Once the recommendations of the recent report on the Future Directions for the CDR are implemented, for some contexts, CDR will literally be as easy as clicking on a few buttons. I won’t have to give my potential new provider lots of information about me. I won’t have to phone up and disconnect from my current provider. All I will have to do is click a button to accept the new offer and change suppliers.

Importantly, this will also deny my current provider the opportunity to reclaim me as a customer by offering a better deal when I call to cancel my contract. It will be too late.  The cancellation will have happened. My current provider will be forced to treat me fairly upfront – or risk losing me.

Banks today routinely offer new customers better terms on home loans or other financial products than existing customers. E-commerce platforms in the US routinely offer consumers individualised prices on prospective purchases based on a raft of factors that, in sum, mean poorer consumers often pay more for their goods. Both practices seem deeply unfair.

Thirty years ago, most Australian businesses thought charging current customers more than new customers was unfair. Most businesses thought all customers should be offered the same prices.
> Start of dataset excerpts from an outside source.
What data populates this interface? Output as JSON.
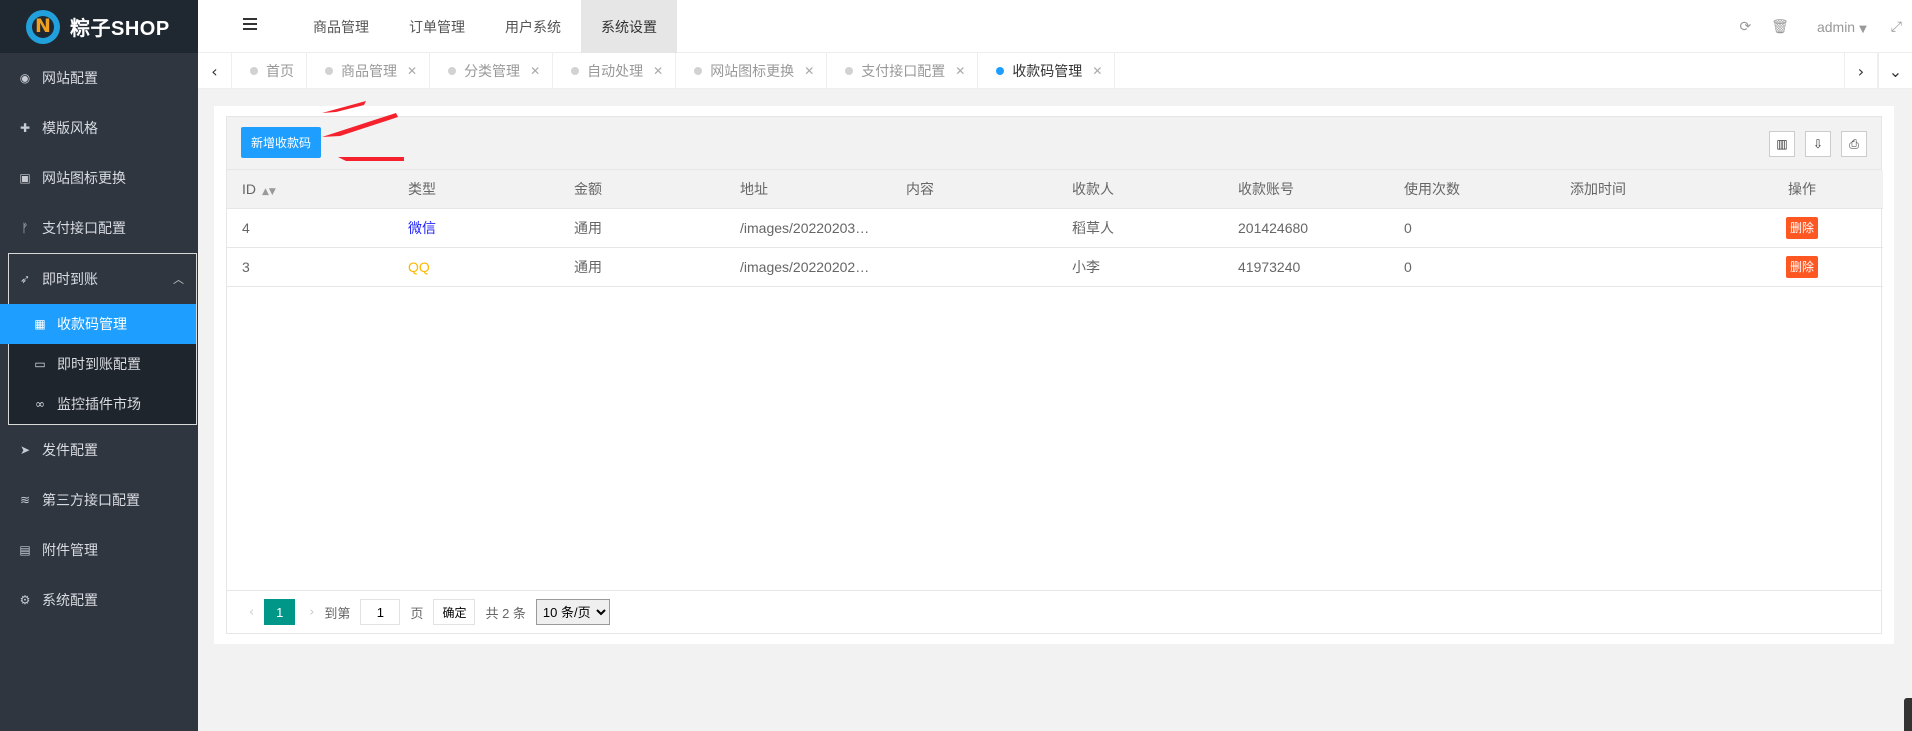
{
  "brand": {
    "name": "粽子SHOP"
  },
  "sidebar": {
    "items": [
      {
        "label": "网站配置",
        "icon": "target-icon"
      },
      {
        "label": "模版风格",
        "icon": "puzzle-icon"
      },
      {
        "label": "网站图标更换",
        "icon": "image-icon"
      },
      {
        "label": "支付接口配置",
        "icon": "branch-icon"
      }
    ],
    "group": {
      "label": "即时到账",
      "icon": "rocket-icon",
      "children": [
        {
          "label": "收款码管理",
          "icon": "qrcode-icon",
          "active": true
        },
        {
          "label": "即时到账配置",
          "icon": "laptop-icon"
        },
        {
          "label": "监控插件市场",
          "icon": "link-icon"
        }
      ]
    },
    "items_after": [
      {
        "label": "发件配置",
        "icon": "send-icon"
      },
      {
        "label": "第三方接口配置",
        "icon": "wifi-icon"
      },
      {
        "label": "附件管理",
        "icon": "file-icon"
      },
      {
        "label": "系统配置",
        "icon": "gear-icon"
      }
    ]
  },
  "topnav": [
    "商品管理",
    "订单管理",
    "用户系统",
    "系统设置"
  ],
  "topnav_active": "系统设置",
  "header": {
    "user": "admin"
  },
  "tabs": [
    {
      "label": "首页",
      "closable": false
    },
    {
      "label": "商品管理",
      "closable": true
    },
    {
      "label": "分类管理",
      "closable": true
    },
    {
      "label": "自动处理",
      "closable": true
    },
    {
      "label": "网站图标更换",
      "closable": true
    },
    {
      "label": "支付接口配置",
      "closable": true
    },
    {
      "label": "收款码管理",
      "closable": true,
      "active": true
    }
  ],
  "toolbar": {
    "add_label": "新增收款码"
  },
  "table": {
    "columns": [
      "ID",
      "类型",
      "金额",
      "地址",
      "内容",
      "收款人",
      "收款账号",
      "使用次数",
      "添加时间",
      "操作"
    ],
    "rows": [
      {
        "id": "4",
        "type": "微信",
        "amount": "通用",
        "address": "/images/20220203…",
        "content": "",
        "payee": "稻草人",
        "account": "201424680",
        "uses": "0",
        "added": "",
        "action": "删除"
      },
      {
        "id": "3",
        "type": "QQ",
        "amount": "通用",
        "address": "/images/20220202…",
        "content": "",
        "payee": "小李",
        "account": "41973240",
        "uses": "0",
        "added": "",
        "action": "删除"
      }
    ]
  },
  "pager": {
    "current": "1",
    "goto_label": "到第",
    "goto_value": "1",
    "page_label": "页",
    "confirm_label": "确定",
    "total_label": "共 2 条",
    "per_page": "10 条/页"
  },
  "colors": {
    "primary": "#1e9fff",
    "danger": "#ff5722",
    "pager_active": "#009688",
    "sidebar_bg": "#2f3640",
    "wechat": "#1e1eff",
    "qq": "#ffb800"
  }
}
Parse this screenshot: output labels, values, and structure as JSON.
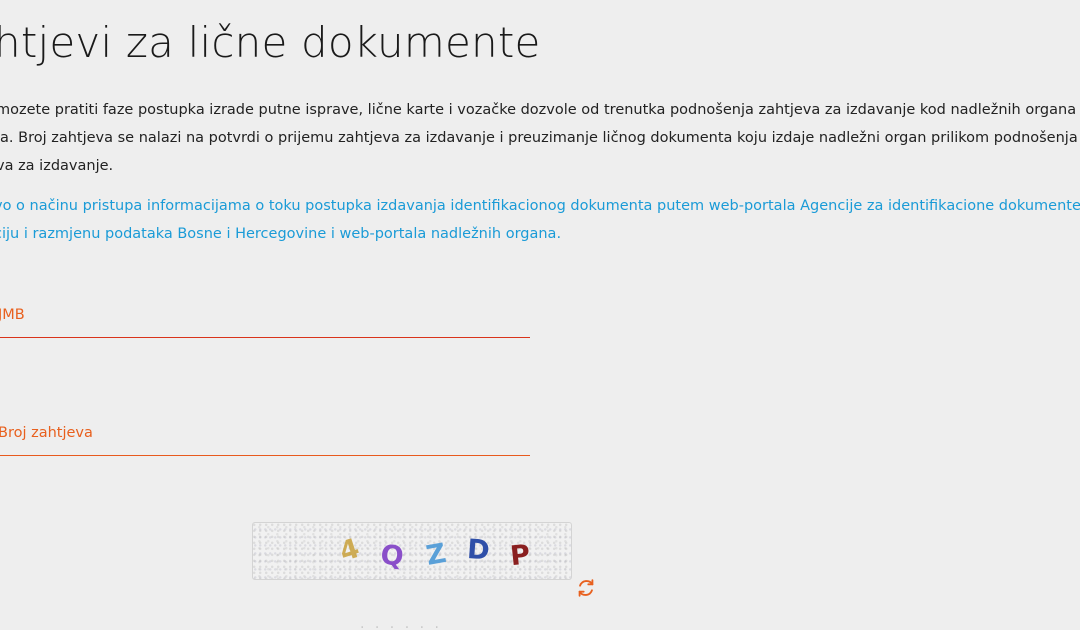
{
  "page": {
    "title": "htjevi za lične dokumente"
  },
  "description": {
    "line1": "mozete pratiti faze postupka izrade putne isprave, lične karte i vozačke dozvole od trenutka podnošenja zahtjeva za izdavanje kod nadležnih organa",
    "line2": "ja. Broj zahtjeva se nalazi na potvrdi o prijemu zahtjeva za izdavanje i preuzimanje ličnog dokumenta koju izdaje nadležni organ prilikom podnošenja",
    "line3": "va za izdavanje."
  },
  "info_link": {
    "line1": "vo o načinu pristupa informacijama o toku postupka izdavanja identifikacionog dokumenta putem web-portala Agencije za identifikacione dokumente",
    "line2": "ciju i razmjenu podataka Bosne i Hercegovine i web-portala nadležnih organa."
  },
  "form": {
    "jmb_placeholder": "JMB",
    "jmb_value": "",
    "broj_placeholder": "Broj zahtjeva",
    "broj_value": ""
  },
  "captcha": {
    "chars": [
      "4",
      "Q",
      "Z",
      "D",
      "P"
    ],
    "colors": [
      "#c9a13a",
      "#8a4fc9",
      "#5aa0d8",
      "#2f4fa8",
      "#8a1f1f"
    ]
  },
  "icons": {
    "refresh": "refresh-icon",
    "refresh_color": "#e8601e"
  }
}
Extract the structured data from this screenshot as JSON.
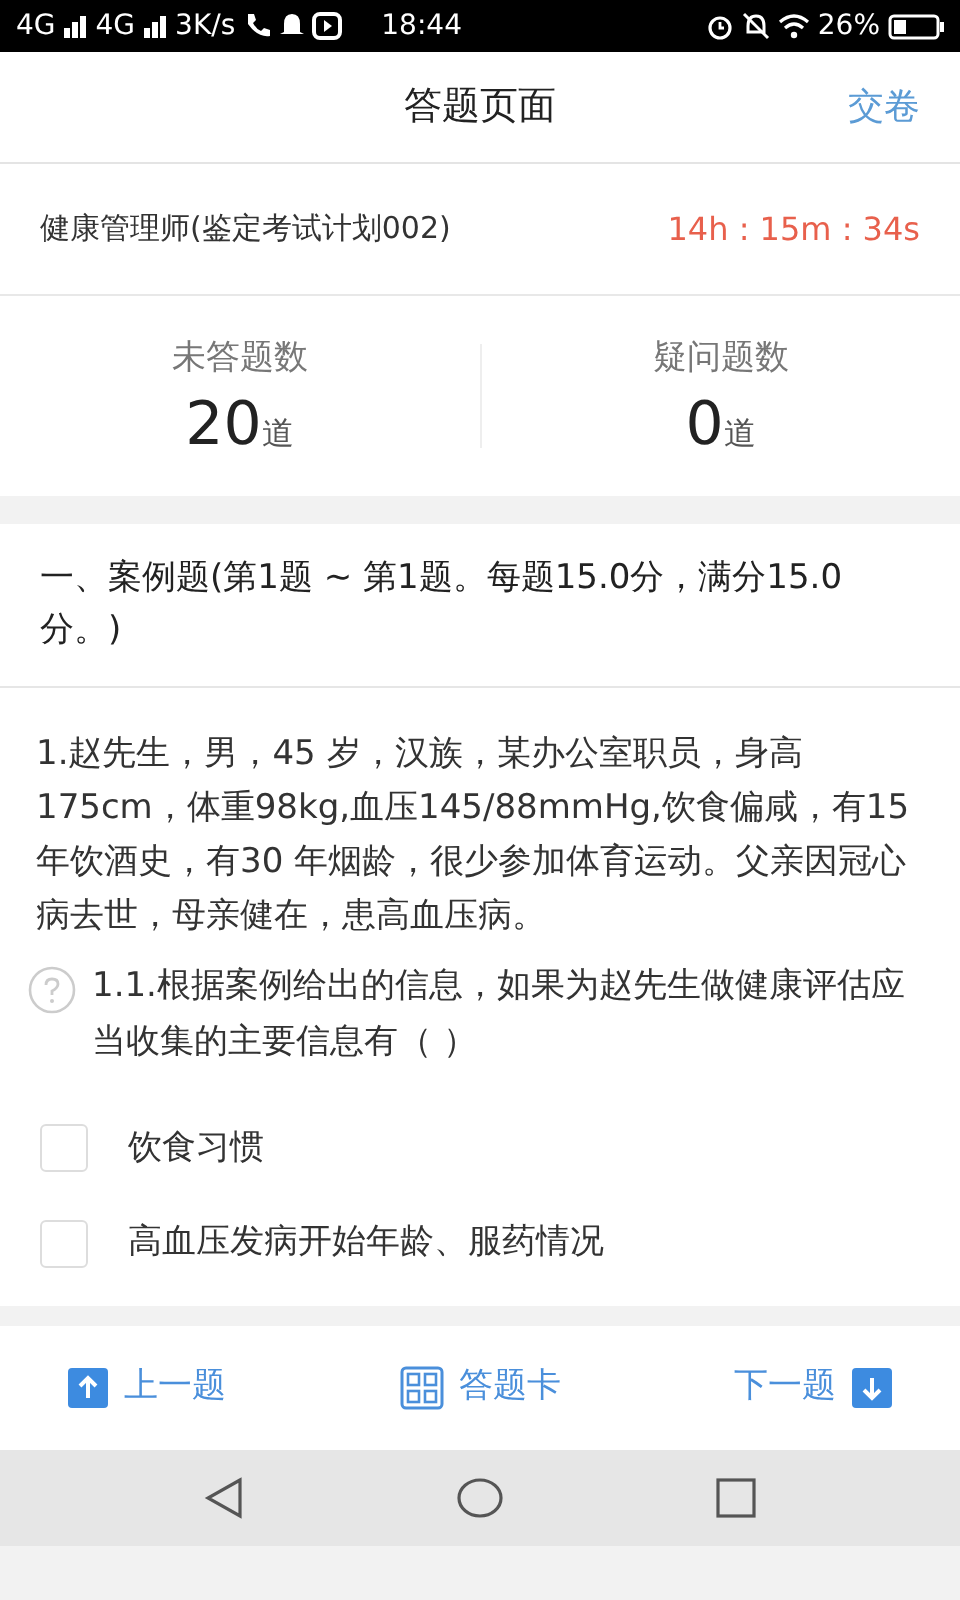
{
  "status_bar": {
    "network_1": "4G",
    "network_2": "4G",
    "speed": "3K/s",
    "time": "18:44",
    "battery": "26%"
  },
  "header": {
    "title": "答题页面",
    "submit": "交卷"
  },
  "exam": {
    "name": "健康管理师(鉴定考试计划002)",
    "timer": "14h : 15m : 34s"
  },
  "stats": [
    {
      "label": "未答题数",
      "count": "20",
      "unit": "道"
    },
    {
      "label": "疑问题数",
      "count": "0",
      "unit": "道"
    }
  ],
  "section": {
    "title": "一、案例题(第1题 ~ 第1题。每题15.0分，满分15.0分。)"
  },
  "case": {
    "text": "1.赵先生，男，45 岁，汉族，某办公室职员，身高175cm，体重98kg,血压145/88mmHg,饮食偏咸，有15 年饮酒史，有30 年烟龄，很少参加体育运动。父亲因冠心病去世，母亲健在，患高血压病。"
  },
  "question": {
    "text": "1.1.根据案例给出的信息，如果为赵先生做健康评估应当收集的主要信息有（ ）",
    "marked": false
  },
  "options": [
    {
      "label": "饮食习惯",
      "checked": false
    },
    {
      "label": "高血压发病开始年龄、服药情况",
      "checked": false
    }
  ],
  "bottom_nav": {
    "prev": "上一题",
    "card": "答题卡",
    "next": "下一题"
  }
}
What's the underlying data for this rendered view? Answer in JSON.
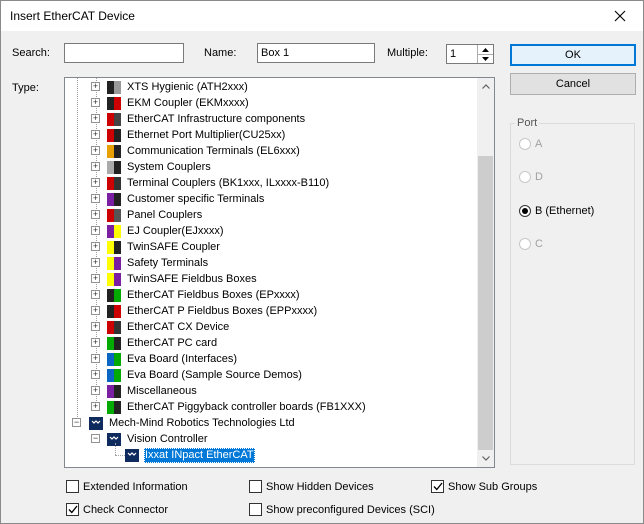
{
  "window": {
    "title": "Insert EtherCAT Device"
  },
  "form": {
    "search_label": "Search:",
    "search_value": "",
    "name_label": "Name:",
    "name_value": "Box 1",
    "multiple_label": "Multiple:",
    "multiple_value": "1",
    "type_label": "Type:"
  },
  "buttons": {
    "ok": "OK",
    "cancel": "Cancel"
  },
  "tree": {
    "items": [
      {
        "label": "XTS Hygienic (ATH2xxx)",
        "icon": "xts-icon",
        "level": 1
      },
      {
        "label": "EKM Coupler (EKMxxxx)",
        "icon": "ekm-coupler-icon",
        "level": 1
      },
      {
        "label": "EtherCAT Infrastructure components",
        "icon": "infrastructure-icon",
        "level": 1
      },
      {
        "label": "Ethernet Port Multiplier(CU25xx)",
        "icon": "port-multiplier-icon",
        "level": 1
      },
      {
        "label": "Communication Terminals (EL6xxx)",
        "icon": "communication-terminal-icon",
        "level": 1
      },
      {
        "label": "System Couplers",
        "icon": "system-coupler-icon",
        "level": 1
      },
      {
        "label": "Terminal Couplers (BK1xxx, ILxxxx-B110)",
        "icon": "terminal-coupler-icon",
        "level": 1
      },
      {
        "label": "Customer specific Terminals",
        "icon": "customer-terminal-icon",
        "level": 1
      },
      {
        "label": "Panel Couplers",
        "icon": "panel-coupler-icon",
        "level": 1
      },
      {
        "label": "EJ Coupler(EJxxxx)",
        "icon": "ej-coupler-icon",
        "level": 1
      },
      {
        "label": "TwinSAFE Coupler",
        "icon": "twinsafe-coupler-icon",
        "level": 1
      },
      {
        "label": "Safety Terminals",
        "icon": "safety-terminal-icon",
        "level": 1
      },
      {
        "label": "TwinSAFE Fieldbus Boxes",
        "icon": "twinsafe-fieldbus-icon",
        "level": 1
      },
      {
        "label": "EtherCAT Fieldbus Boxes (EPxxxx)",
        "icon": "fieldbus-box-icon",
        "level": 1
      },
      {
        "label": "EtherCAT P Fieldbus Boxes (EPPxxxx)",
        "icon": "p-fieldbus-box-icon",
        "level": 1
      },
      {
        "label": "EtherCAT CX Device",
        "icon": "cx-device-icon",
        "level": 1
      },
      {
        "label": "EtherCAT PC card",
        "icon": "pc-card-icon",
        "level": 1
      },
      {
        "label": "Eva Board (Interfaces)",
        "icon": "eva-board-icon",
        "level": 1
      },
      {
        "label": "Eva Board (Sample Source Demos)",
        "icon": "eva-board-icon",
        "level": 1
      },
      {
        "label": "Miscellaneous",
        "icon": "misc-icon",
        "level": 1
      },
      {
        "label": "EtherCAT Piggyback controller boards (FB1XXX)",
        "icon": "piggyback-icon",
        "level": 1
      },
      {
        "label": "Mech-Mind Robotics Technologies Ltd",
        "icon": "vendor-icon",
        "level": 0
      },
      {
        "label": "Vision Controller",
        "icon": "vendor-icon",
        "level": 1
      },
      {
        "label": "Ixxat INpact EtherCAT",
        "icon": "vendor-icon",
        "level": 2,
        "selected": true
      }
    ]
  },
  "port": {
    "title": "Port",
    "options": [
      {
        "label": "A",
        "enabled": false,
        "checked": false
      },
      {
        "label": "D",
        "enabled": false,
        "checked": false
      },
      {
        "label": "B (Ethernet)",
        "enabled": true,
        "checked": true
      },
      {
        "label": "C",
        "enabled": false,
        "checked": false
      }
    ]
  },
  "checkboxes": {
    "extended_info": {
      "label": "Extended Information",
      "checked": false
    },
    "show_hidden": {
      "label": "Show Hidden Devices",
      "checked": false
    },
    "show_sub_groups": {
      "label": "Show Sub Groups",
      "checked": true
    },
    "check_connector": {
      "label": "Check Connector",
      "checked": true
    },
    "show_preconfigured": {
      "label": "Show preconfigured Devices (SCI)",
      "checked": false
    }
  }
}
Today those standards of behaviour seem to have fallen away. In many contexts, CDR should reinstitute a commercial morality, a basic fairness, that modern business practices have set aside.

This is precisely the sort of foundational reform I don’t expect to see originate in government, and yet it is the brainchild of government, championed by Scott Morrison when Treasurer. Our current government and Prime Minister deserve great credit for these reforms and yet, quaintly, rarely speak of them. These reforms are, it is true, a work in progress, but they are work well worth doing, and work about which we all need to be aware.